Соколов с Зернщиковым переглянулись.

— Бери скороспешно другой лист! Пиши! Да перо-то, перо-то возьми поновей! — нетерпеливо требовал Булавин и сам подал с настенного поставца несколько перьев.

— Чего велишь, атаман? — изготовился Соколов.

Булавин уставился на молочно-чистое лицо есаула, мучительно думал.

— Пиши, Тимофей! Надобно скороспешно… Так пиши… Голицыну в Киев! Почто он, анчуткин ррог, держит моих за караулом? Безвинных! Пиши!

Соколов давно изготовил перо, но Булавин не знал, что писать Голицыну, как выразить гнев свой. Наконец успокоился:

— Сам составь поскладней. Отпиши, что-де ведомо Войску Донскому учинилось про сына моего и про жену. Почто держишь, мол, безвинных, господин Голицын? Отпусти немедля к Трёхизбянской станице с верными людьми, откуда их повязал Максимов-ирод, а буде не освободишь, то мы-де войску пошлём на Бел город 50 тысяч, а то и больше. Так и пропиши!

Булавин хлопнул дверью. Вышел на баз.

По всему городу, необычайно переполненному, разносилась многоголосица скороспешных самодельных кругов. На майдане толклась голытьба, на базах, около своих куреней — старожилые казаки, будто готовились к осаде.
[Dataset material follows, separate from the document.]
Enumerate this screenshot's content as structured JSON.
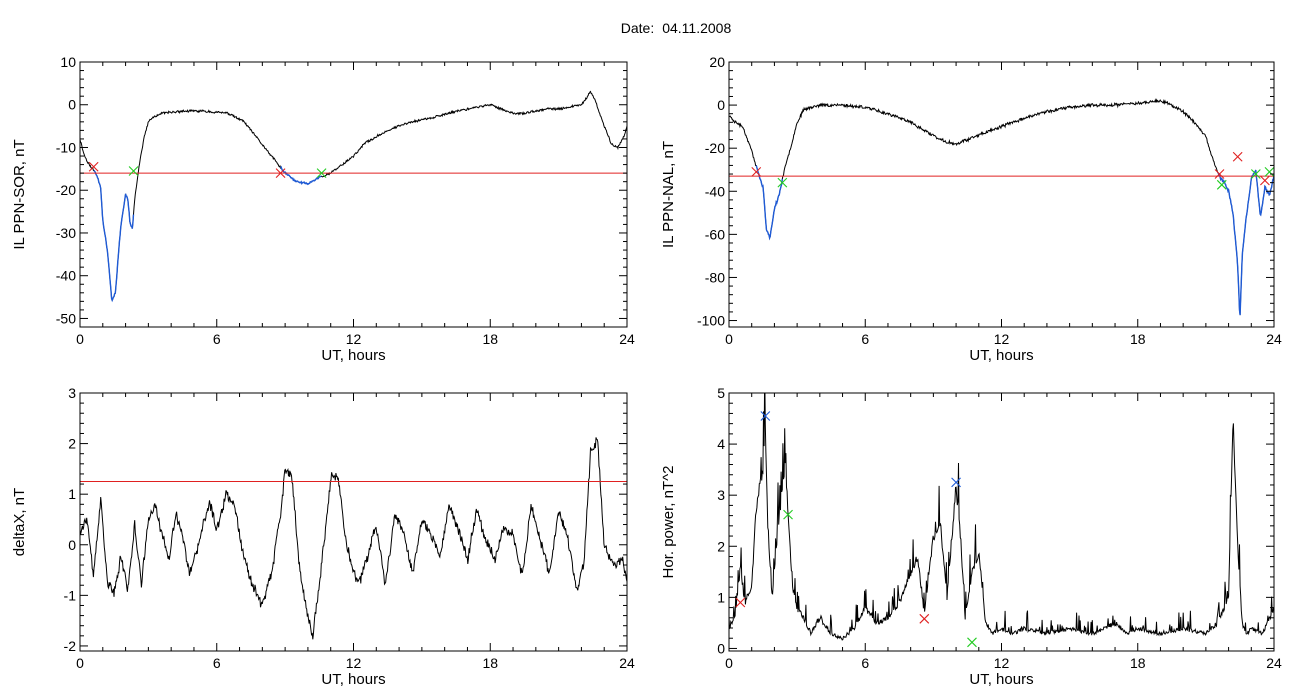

Это неприятно резануло Булавина предчувствием чего-то нехорошего. «Не-ет, — думал он. — Надобно немедля брать Азов, а не то голутвенные изберут ночку потемней, растрясут толстосумов — и подымется буча». Завтрашний круг должен положить конец ожиданиям. Завтра он крикнет всех на Азов.

Будто решив тяжёлую задачу, он прошёлся по базу, понемногу успокаиваясь от той волны злобы, что поднялась было против Голицына. Теперь он увидел то, что должен был увидеть сразу, — синее июньское небо, юркую пост-рель мелких птах, услышал гул пчёл в вербах, а где-то за городом, у реки Васильевой, беспокойно ржала кобылица, должно быть, потерявшая жеребёнка. «А верно ли пасут?» — беспокойно кольнула его мысль. И тут же захотелось ему в степь, как тогда, в день казни Максимова, — туда, подальше от войсковых забот, чтобы кругом колыхалось бескрайнее море трав, кроваво пестрящее кулигами лазоревых цветов, чтобы видеть, как марево плавится над сторожевым курганом, дрожа жарким, расплавленным воздухом, как слеза…

Он вернулся в курень.

— Написал? Давай сюда! Скажи, пусть Стенька найдёт проворного казака. Отвезти надобно до Сухарева-городка, а оттуда наш человек пройдёт в Изюм, а из Изюма перешлют шидловские антихристы. Илья! Чего сидишь? Оповещай круг назавтра!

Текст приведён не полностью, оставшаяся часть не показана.